When pouring over the photographs in Pierce’s work, I do see how children lead a poor life with the wounds of wars and the economic sanctions imposed on Iraq (1990-2003). However, at the same time, Iraqi Children is not entirely about despair, war, and decline. Pierce did not take pictures of suffering. Rather, she chose to portray the humanity Iraqi children share with all the world’s children. There are children selling seeds, sitting in a classroom, and chasing each other down the street. Even in the midst of suffering, there is a sense of the brightness, freedom, and peacefulness that belongs to the childhood. Maybe Olive Pierce decided to let memory heals the scars of time, by using photography to document these children’s sorrow and joy to raise our awareness, that we are all children once, that we are all human beings.

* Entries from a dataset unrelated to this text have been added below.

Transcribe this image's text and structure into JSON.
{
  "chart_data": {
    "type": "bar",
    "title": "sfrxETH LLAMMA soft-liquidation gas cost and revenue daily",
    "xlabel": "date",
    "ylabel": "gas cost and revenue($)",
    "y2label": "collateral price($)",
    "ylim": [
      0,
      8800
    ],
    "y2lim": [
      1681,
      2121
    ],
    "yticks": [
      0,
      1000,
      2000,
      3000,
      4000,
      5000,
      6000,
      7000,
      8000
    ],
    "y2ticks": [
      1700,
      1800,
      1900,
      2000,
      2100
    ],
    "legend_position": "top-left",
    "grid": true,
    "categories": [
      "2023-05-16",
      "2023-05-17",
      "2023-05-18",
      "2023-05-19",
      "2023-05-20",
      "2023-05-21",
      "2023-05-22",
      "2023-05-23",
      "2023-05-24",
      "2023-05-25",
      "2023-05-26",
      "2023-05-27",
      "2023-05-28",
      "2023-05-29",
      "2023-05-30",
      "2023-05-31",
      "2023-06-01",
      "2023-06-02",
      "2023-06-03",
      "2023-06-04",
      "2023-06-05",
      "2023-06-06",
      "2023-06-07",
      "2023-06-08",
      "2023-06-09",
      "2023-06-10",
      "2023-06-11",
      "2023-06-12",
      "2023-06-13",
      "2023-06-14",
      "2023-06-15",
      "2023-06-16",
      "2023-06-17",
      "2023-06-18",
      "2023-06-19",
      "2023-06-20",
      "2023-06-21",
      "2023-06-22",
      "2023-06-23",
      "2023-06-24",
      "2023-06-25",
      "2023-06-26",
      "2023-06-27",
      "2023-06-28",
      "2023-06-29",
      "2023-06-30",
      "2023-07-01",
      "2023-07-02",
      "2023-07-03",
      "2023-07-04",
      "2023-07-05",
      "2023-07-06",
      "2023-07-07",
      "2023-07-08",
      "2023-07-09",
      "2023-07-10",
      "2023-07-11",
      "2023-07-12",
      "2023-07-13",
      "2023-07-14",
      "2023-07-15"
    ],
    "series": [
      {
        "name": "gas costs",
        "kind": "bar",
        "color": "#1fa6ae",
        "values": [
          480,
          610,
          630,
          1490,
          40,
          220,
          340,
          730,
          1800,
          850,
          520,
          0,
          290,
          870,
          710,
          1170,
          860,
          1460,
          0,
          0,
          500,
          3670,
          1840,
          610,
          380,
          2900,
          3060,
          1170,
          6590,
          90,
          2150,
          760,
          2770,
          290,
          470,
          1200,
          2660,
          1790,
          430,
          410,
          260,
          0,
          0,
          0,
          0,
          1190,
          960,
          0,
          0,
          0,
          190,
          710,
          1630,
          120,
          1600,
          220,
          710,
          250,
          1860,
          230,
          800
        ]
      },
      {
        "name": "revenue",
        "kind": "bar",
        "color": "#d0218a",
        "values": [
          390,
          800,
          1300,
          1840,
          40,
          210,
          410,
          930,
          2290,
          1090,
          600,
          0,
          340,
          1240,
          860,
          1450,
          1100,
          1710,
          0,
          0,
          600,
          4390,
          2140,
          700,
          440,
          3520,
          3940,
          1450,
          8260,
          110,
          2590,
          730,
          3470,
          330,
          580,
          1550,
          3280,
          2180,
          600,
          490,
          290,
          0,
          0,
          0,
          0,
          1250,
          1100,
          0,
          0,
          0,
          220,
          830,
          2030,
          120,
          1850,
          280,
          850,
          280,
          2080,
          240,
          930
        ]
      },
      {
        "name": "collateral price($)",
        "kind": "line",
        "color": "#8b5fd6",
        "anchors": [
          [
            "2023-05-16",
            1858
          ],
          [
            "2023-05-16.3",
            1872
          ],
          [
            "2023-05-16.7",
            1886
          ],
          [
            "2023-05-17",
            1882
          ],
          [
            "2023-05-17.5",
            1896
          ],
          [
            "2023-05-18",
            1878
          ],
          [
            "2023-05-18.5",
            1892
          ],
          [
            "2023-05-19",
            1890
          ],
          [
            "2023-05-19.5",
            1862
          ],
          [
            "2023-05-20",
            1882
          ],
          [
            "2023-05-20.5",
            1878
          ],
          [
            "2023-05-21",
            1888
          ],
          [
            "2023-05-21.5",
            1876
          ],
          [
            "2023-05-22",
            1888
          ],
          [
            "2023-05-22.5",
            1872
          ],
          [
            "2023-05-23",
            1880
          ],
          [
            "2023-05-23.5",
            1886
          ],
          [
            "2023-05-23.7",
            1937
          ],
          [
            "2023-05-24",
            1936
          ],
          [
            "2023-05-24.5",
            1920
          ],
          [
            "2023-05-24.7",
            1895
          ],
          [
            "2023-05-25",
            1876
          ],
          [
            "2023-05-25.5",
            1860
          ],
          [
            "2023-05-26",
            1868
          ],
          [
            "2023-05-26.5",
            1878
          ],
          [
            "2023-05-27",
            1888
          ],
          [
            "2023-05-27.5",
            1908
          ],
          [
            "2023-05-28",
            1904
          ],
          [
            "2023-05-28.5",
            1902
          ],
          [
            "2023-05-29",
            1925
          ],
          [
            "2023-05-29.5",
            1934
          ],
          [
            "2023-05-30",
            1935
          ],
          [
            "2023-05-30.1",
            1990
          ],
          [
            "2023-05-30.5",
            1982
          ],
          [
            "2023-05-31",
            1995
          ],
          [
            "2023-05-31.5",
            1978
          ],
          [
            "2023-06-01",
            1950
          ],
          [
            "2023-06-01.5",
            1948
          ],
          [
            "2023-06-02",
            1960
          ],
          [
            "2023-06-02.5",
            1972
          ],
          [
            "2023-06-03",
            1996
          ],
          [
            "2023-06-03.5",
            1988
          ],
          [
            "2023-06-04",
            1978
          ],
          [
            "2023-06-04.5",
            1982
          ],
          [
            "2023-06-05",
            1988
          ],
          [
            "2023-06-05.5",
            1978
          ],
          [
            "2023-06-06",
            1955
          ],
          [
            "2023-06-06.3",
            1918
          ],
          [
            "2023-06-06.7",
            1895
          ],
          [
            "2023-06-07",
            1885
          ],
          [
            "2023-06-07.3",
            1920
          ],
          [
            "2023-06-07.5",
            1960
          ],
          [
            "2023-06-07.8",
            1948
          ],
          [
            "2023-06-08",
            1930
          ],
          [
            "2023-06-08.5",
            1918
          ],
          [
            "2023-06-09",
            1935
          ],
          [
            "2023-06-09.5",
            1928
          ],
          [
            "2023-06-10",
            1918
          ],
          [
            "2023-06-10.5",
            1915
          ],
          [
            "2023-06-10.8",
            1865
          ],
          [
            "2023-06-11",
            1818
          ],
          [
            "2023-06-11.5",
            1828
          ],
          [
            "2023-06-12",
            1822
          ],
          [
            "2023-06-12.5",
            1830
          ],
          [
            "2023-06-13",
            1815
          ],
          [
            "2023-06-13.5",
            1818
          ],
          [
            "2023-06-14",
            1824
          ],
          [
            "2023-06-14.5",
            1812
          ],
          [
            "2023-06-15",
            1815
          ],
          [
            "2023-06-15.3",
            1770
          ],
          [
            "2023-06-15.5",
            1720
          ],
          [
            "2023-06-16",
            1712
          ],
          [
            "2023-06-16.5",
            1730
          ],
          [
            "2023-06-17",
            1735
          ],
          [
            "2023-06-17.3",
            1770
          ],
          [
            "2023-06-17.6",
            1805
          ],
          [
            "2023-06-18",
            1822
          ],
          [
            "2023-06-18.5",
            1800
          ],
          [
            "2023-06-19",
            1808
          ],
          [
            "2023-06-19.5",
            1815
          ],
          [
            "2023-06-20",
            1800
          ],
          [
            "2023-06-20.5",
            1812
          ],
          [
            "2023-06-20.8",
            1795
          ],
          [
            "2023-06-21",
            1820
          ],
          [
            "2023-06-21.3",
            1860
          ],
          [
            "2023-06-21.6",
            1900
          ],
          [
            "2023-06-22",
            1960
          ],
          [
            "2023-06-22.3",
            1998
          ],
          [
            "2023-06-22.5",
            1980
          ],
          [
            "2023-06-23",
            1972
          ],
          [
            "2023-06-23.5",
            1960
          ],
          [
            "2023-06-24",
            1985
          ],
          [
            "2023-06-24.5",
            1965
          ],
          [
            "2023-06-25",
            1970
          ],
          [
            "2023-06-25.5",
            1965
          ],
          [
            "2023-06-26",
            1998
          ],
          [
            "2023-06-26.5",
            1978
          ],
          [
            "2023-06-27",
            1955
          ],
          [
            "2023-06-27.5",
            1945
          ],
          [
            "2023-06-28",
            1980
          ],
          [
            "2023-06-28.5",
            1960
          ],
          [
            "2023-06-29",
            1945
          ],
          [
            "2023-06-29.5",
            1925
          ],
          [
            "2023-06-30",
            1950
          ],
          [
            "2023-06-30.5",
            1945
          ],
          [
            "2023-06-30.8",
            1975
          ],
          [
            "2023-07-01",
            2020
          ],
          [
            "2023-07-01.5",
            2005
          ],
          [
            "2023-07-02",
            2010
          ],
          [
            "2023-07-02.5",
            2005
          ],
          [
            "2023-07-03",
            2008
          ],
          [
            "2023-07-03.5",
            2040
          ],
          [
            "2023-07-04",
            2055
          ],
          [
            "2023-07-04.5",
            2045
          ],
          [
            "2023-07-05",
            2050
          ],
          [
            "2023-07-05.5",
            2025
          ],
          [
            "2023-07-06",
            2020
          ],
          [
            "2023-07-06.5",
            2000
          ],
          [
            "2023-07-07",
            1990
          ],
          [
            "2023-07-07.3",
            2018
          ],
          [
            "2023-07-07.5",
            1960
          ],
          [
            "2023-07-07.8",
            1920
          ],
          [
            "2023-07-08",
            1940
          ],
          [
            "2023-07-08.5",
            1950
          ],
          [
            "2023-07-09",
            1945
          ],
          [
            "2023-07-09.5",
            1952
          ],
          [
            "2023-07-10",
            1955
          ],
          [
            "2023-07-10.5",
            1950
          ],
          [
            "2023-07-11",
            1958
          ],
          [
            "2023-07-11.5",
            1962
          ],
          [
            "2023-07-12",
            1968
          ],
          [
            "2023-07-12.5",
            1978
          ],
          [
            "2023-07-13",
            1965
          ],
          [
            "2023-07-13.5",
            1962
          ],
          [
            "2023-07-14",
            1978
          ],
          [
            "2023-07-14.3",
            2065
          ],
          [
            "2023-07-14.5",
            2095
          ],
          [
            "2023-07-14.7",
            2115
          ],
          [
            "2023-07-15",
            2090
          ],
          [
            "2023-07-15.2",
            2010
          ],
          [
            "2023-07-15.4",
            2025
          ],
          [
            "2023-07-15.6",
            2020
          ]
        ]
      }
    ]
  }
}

您好, yangyang Geng, was born and brought up in a small town in northwestern China. In May 2016, she graduated from Duke University, where she studied liberal arts and international development policy. Before going to Duke, she worked as a journalist with China Central TV.
Endnotes
[1] Online ghosts—an old photograph, Moldavanka, and a little girl, Odessa secrets: the 1905 pogrom, October 7, 2015. Accessed via the Web, March 2016.
[2] Bie Kentane, The Children of Iraq: ‘Was the Price Worth It?’ Global Research, February 19, 2013. Accessed via the Web, February 22, 2016.